El Nino is the term used to describe the warming of the eastern tropical Pacific Ocean that takes place every few years. This warming alters the weather pattern of the tropics, and can extend its influence over many other areas of the world, including the U.S. Recent temperature readings place the eastern Pacific temperatures at 3 degrees Celsius above average, which is well above the average reading. This warming extends to a depth of approximately 300 meters. Thus, a huge pool of water has the anomalous warmth. This warmer-ocean regime is expected to remain in place for the balance of the year.
"Forecasts have El Nino in effect through the winter into spring," said Dennis Todey, South Dakota state climatologist. "The likelihood is 90% or above for this -- certainly through this winter."
The extent of warming in the current El Nino may rival some of the strongest such events in recorded history. "El Nino was strong in 1982-83, and in 1997-98. The readings for those events certainly compare to this one," Todey said.
The impact of El Nino-adjusted weather patterns on the U.S. is not guaranteed. "Every El Nino is different," observed Doug Kluck, regional director of the Missouri River basin climate office in Kansas City. Still, there are some large trends which command respect.
One of those features is the prospect for a wet harvest. "September to November precipitation tends to be above normal; it's wetter in the fall," said Todey. "That can certainly mean harvest delays if it turns very wet." Todey also cited possible issues with winter wheat planting due to wet fields. In recent history, El Nino conditions were in place during the fall 2009 season, when harvest season was very slow to proceed; in some fields, harvest did not get finished until the following spring.

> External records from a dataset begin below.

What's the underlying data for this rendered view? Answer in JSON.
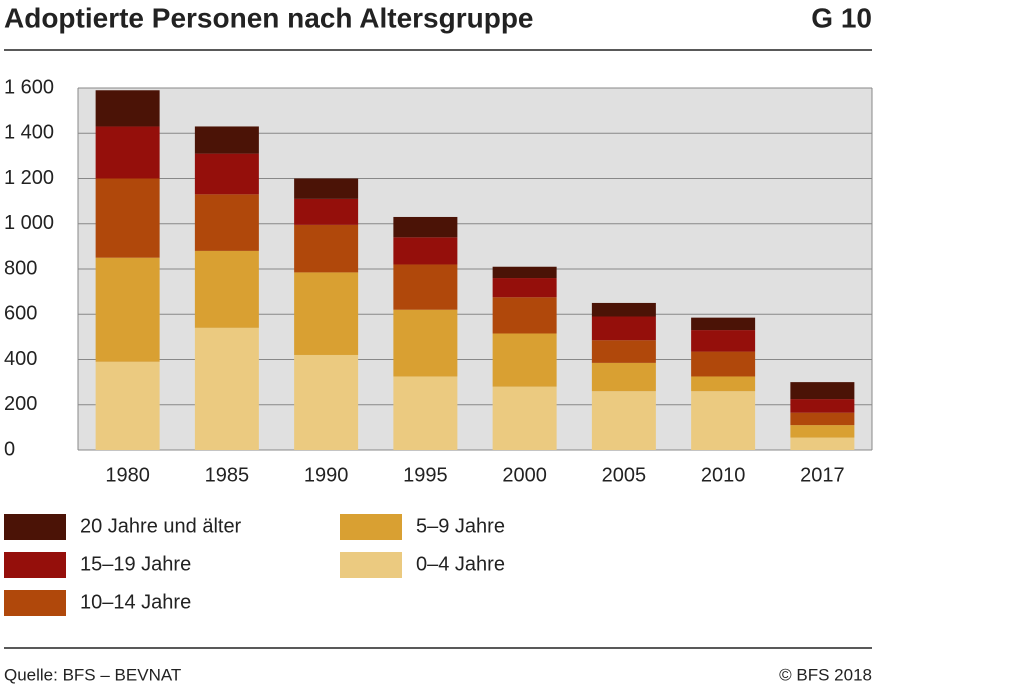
{
  "chart_data": {
    "type": "stacked_bar",
    "title": "Adoptierte Personen nach Altersgruppe",
    "chart_id": "G 10",
    "source": "Quelle: BFS – BEVNAT",
    "copyright": "© BFS 2018",
    "categories": [
      "1980",
      "1985",
      "1990",
      "1995",
      "2000",
      "2005",
      "2010",
      "2017"
    ],
    "series": [
      {
        "name": "0–4 Jahre",
        "color": "#ebca80",
        "values": [
          390,
          540,
          420,
          325,
          280,
          260,
          260,
          55
        ]
      },
      {
        "name": "5–9 Jahre",
        "color": "#d9a032",
        "values": [
          460,
          340,
          365,
          295,
          235,
          125,
          65,
          55
        ]
      },
      {
        "name": "10–14 Jahre",
        "color": "#b0480b",
        "values": [
          350,
          250,
          210,
          200,
          160,
          100,
          110,
          55
        ]
      },
      {
        "name": "15–19 Jahre",
        "color": "#950f0b",
        "values": [
          230,
          180,
          115,
          120,
          85,
          105,
          95,
          60
        ]
      },
      {
        "name": "20 Jahre und älter",
        "color": "#4b1306",
        "values": [
          160,
          120,
          90,
          90,
          50,
          60,
          55,
          75
        ]
      }
    ],
    "ylim": [
      0,
      1600
    ],
    "yticks": [
      0,
      200,
      400,
      600,
      800,
      {
        "value": 1000,
        "label": "1 000"
      },
      {
        "value": 1200,
        "label": "1 200"
      },
      {
        "value": 1400,
        "label": "1 400"
      },
      {
        "value": 1600,
        "label": "1 600"
      }
    ],
    "grid": true
  }
}
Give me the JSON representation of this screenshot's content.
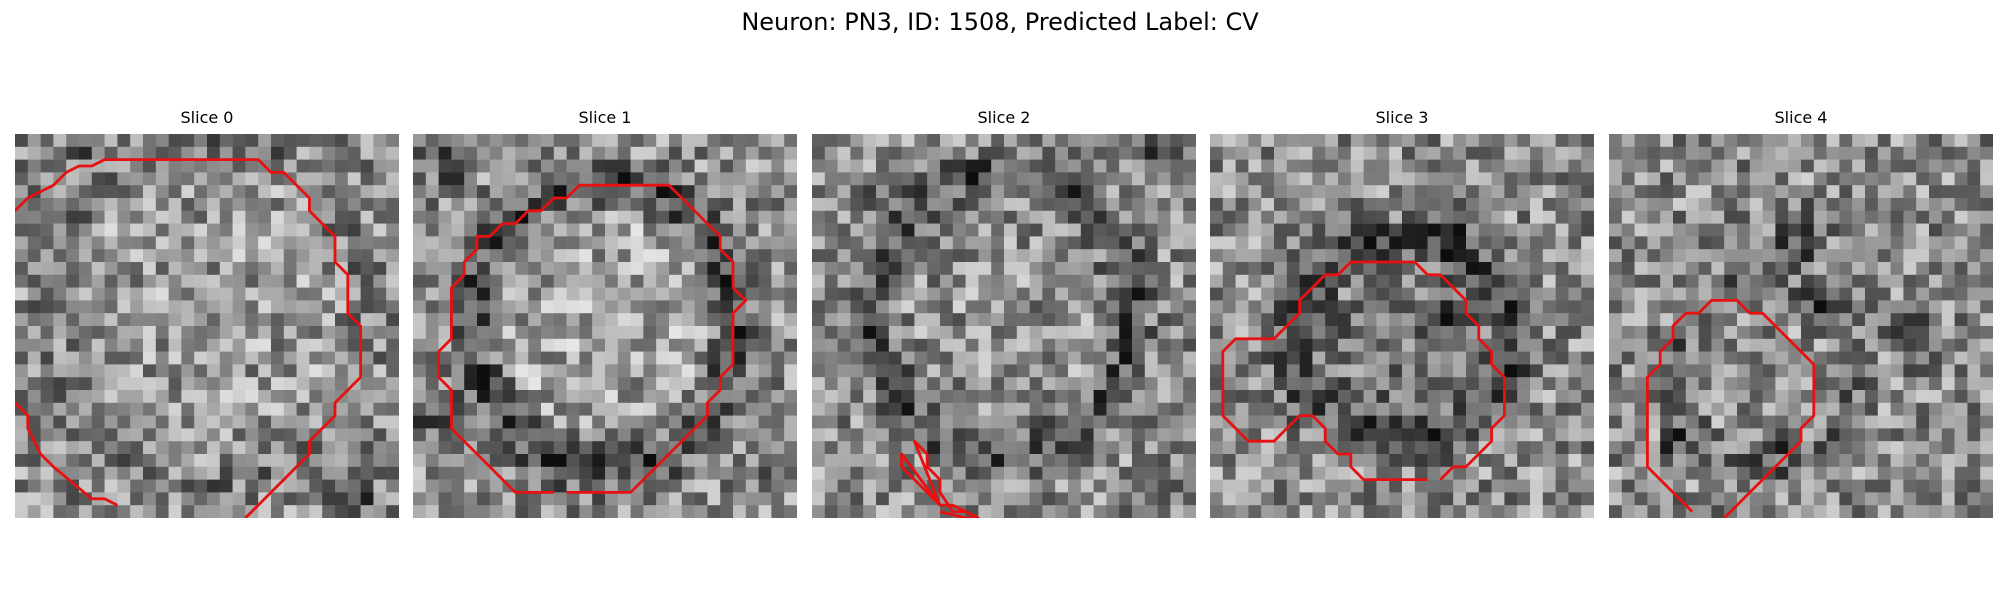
{
  "figure": {
    "title": "Neuron: PN3, ID: 1508, Predicted Label: CV"
  },
  "panels": [
    {
      "title": "Slice 0",
      "contour": [
        [
          9,
          -0.5
        ],
        [
          8,
          -1
        ],
        [
          6,
          -1
        ],
        [
          3,
          -4
        ],
        [
          2,
          -4
        ],
        [
          1,
          -5
        ],
        [
          1,
          -6
        ],
        [
          0,
          -7
        ],
        [
          -1,
          -7
        ],
        [
          -2,
          -8
        ],
        [
          -3,
          -9
        ],
        [
          -3,
          -12
        ],
        [
          -4,
          -13
        ],
        [
          -4,
          -14
        ],
        [
          -3,
          -15
        ],
        [
          -3,
          -18
        ],
        [
          -2,
          -19
        ],
        [
          -2,
          -20
        ],
        [
          -1,
          -21
        ],
        [
          0,
          -21
        ],
        [
          1,
          -22
        ],
        [
          2,
          -22
        ],
        [
          3,
          -23
        ],
        [
          5,
          -23
        ],
        [
          6,
          -24
        ],
        [
          6,
          -25
        ],
        [
          7,
          -25
        ],
        [
          8,
          -26
        ],
        [
          11,
          -26
        ],
        [
          12,
          -27
        ],
        [
          19,
          -27
        ],
        [
          20,
          -26
        ],
        [
          21,
          -26
        ],
        [
          22,
          -25
        ],
        [
          23,
          -25
        ],
        [
          24,
          -24
        ],
        [
          25,
          -23
        ],
        [
          25,
          -22
        ],
        [
          26,
          -21
        ],
        [
          27,
          -20
        ],
        [
          27,
          -18
        ],
        [
          28,
          -17
        ],
        [
          28,
          -14
        ],
        [
          29,
          -13
        ],
        [
          29,
          -9
        ],
        [
          28,
          -8
        ],
        [
          27,
          -7
        ],
        [
          27,
          -6
        ],
        [
          26,
          -5
        ],
        [
          25,
          -4
        ],
        [
          25,
          -3
        ],
        [
          24,
          -2
        ],
        [
          23,
          -1
        ],
        [
          22,
          0
        ],
        [
          21,
          1
        ]
      ]
    },
    {
      "title": "Slice 1",
      "contour": [
        [
          5,
          -0.5
        ],
        [
          5,
          -1
        ],
        [
          4,
          -2
        ],
        [
          3,
          -3
        ],
        [
          3,
          -6
        ],
        [
          2,
          -7
        ],
        [
          2,
          -9
        ],
        [
          1,
          -10
        ],
        [
          1,
          -14
        ],
        [
          2,
          -15
        ],
        [
          2,
          -16
        ],
        [
          3,
          -17
        ],
        [
          3,
          -18
        ],
        [
          4,
          -19
        ],
        [
          4,
          -20
        ],
        [
          5,
          -21
        ],
        [
          6,
          -21
        ],
        [
          7,
          -22
        ],
        [
          9,
          -22
        ],
        [
          10,
          -23
        ],
        [
          11,
          -23
        ],
        [
          12,
          -24
        ],
        [
          13,
          -24
        ],
        [
          14,
          -25
        ],
        [
          15,
          -25
        ],
        [
          16,
          -26
        ],
        [
          20,
          -26
        ],
        [
          21,
          -25
        ],
        [
          22,
          -24
        ],
        [
          23,
          -23
        ],
        [
          24,
          -22
        ],
        [
          24,
          -21
        ],
        [
          25,
          -20
        ],
        [
          25,
          -18
        ],
        [
          26,
          -17
        ],
        [
          26,
          -16
        ],
        [
          27,
          -15
        ],
        [
          26,
          -14
        ],
        [
          26,
          -10
        ],
        [
          25,
          -9
        ],
        [
          25,
          -8
        ],
        [
          24,
          -7
        ],
        [
          24,
          -6
        ],
        [
          23,
          -5
        ],
        [
          22,
          -4
        ],
        [
          21,
          -3
        ],
        [
          20,
          -2
        ],
        [
          19,
          -2
        ],
        [
          18,
          -1
        ],
        [
          9,
          -1
        ],
        [
          8,
          -2
        ],
        [
          7,
          -2
        ],
        [
          6,
          -3
        ],
        [
          5,
          -4
        ],
        [
          4,
          -5
        ],
        [
          4,
          -6
        ]
      ]
    },
    {
      "title": "Slice 2",
      "contour": [
        [
          13,
          0
        ],
        [
          12,
          -1
        ],
        [
          11,
          -1
        ],
        [
          10,
          -2
        ],
        [
          10,
          -3
        ],
        [
          9,
          -4
        ],
        [
          9,
          -5
        ],
        [
          8,
          -6
        ],
        [
          7,
          -6
        ],
        [
          6,
          -5
        ],
        [
          5,
          -4
        ],
        [
          4,
          -4
        ],
        [
          3,
          -3
        ],
        [
          3,
          -1
        ],
        [
          2,
          -1
        ],
        [
          1,
          -0.5
        ]
      ]
    },
    {
      "title": "Slice 3",
      "contour": [
        [
          13,
          -3
        ],
        [
          12,
          -4
        ],
        [
          11,
          -5
        ],
        [
          10,
          -6
        ],
        [
          9,
          -7
        ],
        [
          9,
          -8
        ],
        [
          8,
          -9
        ],
        [
          7,
          -8
        ],
        [
          6,
          -8
        ],
        [
          5,
          -7
        ],
        [
          4,
          -7
        ],
        [
          3,
          -6
        ],
        [
          3,
          -5
        ],
        [
          2,
          -5
        ],
        [
          1,
          -4
        ],
        [
          1,
          -3
        ],
        [
          2,
          -2
        ],
        [
          2,
          -1
        ],
        [
          3,
          0
        ]
      ]
    },
    {
      "title": "Slice 4",
      "contour": [
        [
          11,
          -0.5
        ],
        [
          12,
          -1
        ],
        [
          13,
          -2
        ],
        [
          14,
          -3
        ],
        [
          15,
          -4
        ],
        [
          16,
          -5
        ],
        [
          16,
          -6
        ],
        [
          17,
          -7
        ],
        [
          17,
          -9
        ],
        [
          16,
          -10
        ],
        [
          16,
          -11
        ],
        [
          15,
          -12
        ],
        [
          14,
          -13
        ],
        [
          13,
          -14
        ],
        [
          12,
          -15
        ],
        [
          11,
          -15
        ],
        [
          10,
          -16
        ],
        [
          9,
          -16
        ],
        [
          8,
          -15
        ],
        [
          7,
          -14
        ],
        [
          6,
          -13
        ],
        [
          5,
          -12
        ],
        [
          5,
          -11
        ],
        [
          4,
          -10
        ],
        [
          4,
          -8
        ],
        [
          3,
          -7
        ],
        [
          3,
          -6
        ],
        [
          2,
          -5
        ],
        [
          2,
          -4
        ],
        [
          1,
          -3
        ],
        [
          1,
          -2
        ],
        [
          2,
          -1
        ]
      ]
    }
  ]
}
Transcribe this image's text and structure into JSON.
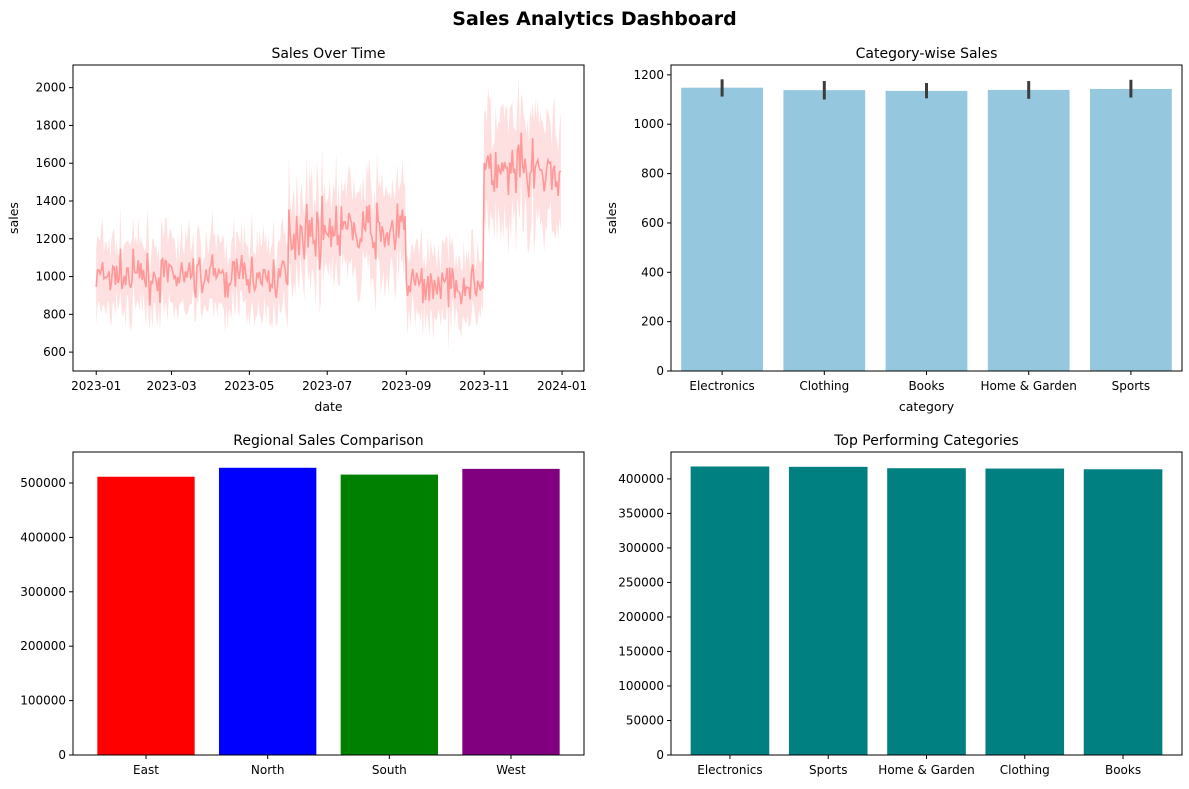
{
  "figure": {
    "title": "Sales Analytics Dashboard"
  },
  "chart_data": [
    {
      "id": "sales-over-time",
      "type": "line",
      "title": "Sales Over Time",
      "xlabel": "date",
      "ylabel": "sales",
      "x_start": "2023-01-01",
      "x_end": "2023-12-31",
      "x_ticks": [
        "2023-01",
        "2023-03",
        "2023-05",
        "2023-07",
        "2023-09",
        "2023-11",
        "2024-01"
      ],
      "ylim": [
        500,
        2120
      ],
      "y_ticks": [
        600,
        800,
        1000,
        1200,
        1400,
        1600,
        1800,
        2000
      ],
      "line_color": "#ff9999",
      "band_color": "#ffdddd",
      "segments": [
        {
          "from": "2023-01-01",
          "to": "2023-05-31",
          "mean": 1000
        },
        {
          "from": "2023-06-01",
          "to": "2023-08-31",
          "mean": 1240
        },
        {
          "from": "2023-09-01",
          "to": "2023-10-31",
          "mean": 960
        },
        {
          "from": "2023-11-01",
          "to": "2023-12-31",
          "mean": 1540
        }
      ],
      "grid": false
    },
    {
      "id": "category-wise-sales",
      "type": "bar",
      "title": "Category-wise Sales",
      "xlabel": "category",
      "ylabel": "sales",
      "categories": [
        "Electronics",
        "Clothing",
        "Books",
        "Home & Garden",
        "Sports"
      ],
      "values": [
        1148,
        1138,
        1135,
        1139,
        1143
      ],
      "error_low": [
        1112,
        1100,
        1105,
        1103,
        1108
      ],
      "error_high": [
        1182,
        1175,
        1167,
        1175,
        1180
      ],
      "ylim": [
        0,
        1240
      ],
      "y_ticks": [
        0,
        200,
        400,
        600,
        800,
        1000,
        1200
      ],
      "bar_color": "#95c8de",
      "error_color": "#3d3d3d",
      "grid": false
    },
    {
      "id": "regional-sales-comparison",
      "type": "bar",
      "title": "Regional Sales Comparison",
      "xlabel": "",
      "ylabel": "",
      "categories": [
        "East",
        "North",
        "South",
        "West"
      ],
      "values": [
        511500,
        528000,
        515500,
        526000
      ],
      "colors": [
        "#ff0000",
        "#0000ff",
        "#008000",
        "#800080"
      ],
      "ylim": [
        0,
        557000
      ],
      "y_ticks": [
        0,
        100000,
        200000,
        300000,
        400000,
        500000
      ],
      "grid": false
    },
    {
      "id": "top-performing-categories",
      "type": "bar",
      "title": "Top Performing Categories",
      "xlabel": "",
      "ylabel": "",
      "categories": [
        "Electronics",
        "Sports",
        "Home & Garden",
        "Clothing",
        "Books"
      ],
      "values": [
        418000,
        417500,
        415500,
        415000,
        414000
      ],
      "ylim": [
        0,
        439000
      ],
      "y_ticks": [
        0,
        50000,
        100000,
        150000,
        200000,
        250000,
        300000,
        350000,
        400000
      ],
      "bar_color": "#008080",
      "grid": false
    }
  ]
}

Looking to winter, the situation changes from too wet to potentially too dry. "Northern states have much less snow during El Nino winters," Todey noted. This drier trend combines with a forecast for above-normal temperatures to produce a higher range fire risk. "The fire situation is complicated. A more-open winter with less snow cover, along with the warmer temperatures, leads to a higher potential," Todey said. Fire threats in the region are highest in Montana and Wyoming, where the winter season is forecast to bring above-normal temperatures to these states.
In addition to the warm Pacific tropical waters, a large area of the Pacific Ocean off the west coast of North America -- nicknamed "The Blob" -- is also commanding forecasters' attention for its potential to affect fall and winter weather. "The question really is what impact that Pacific blob will have," said Mark Svoboda of the National Drought Mitigation Center in Lincoln, Nebraska. "There is no analog to the state of the oceans right now. There is a lot of warm pool inertia."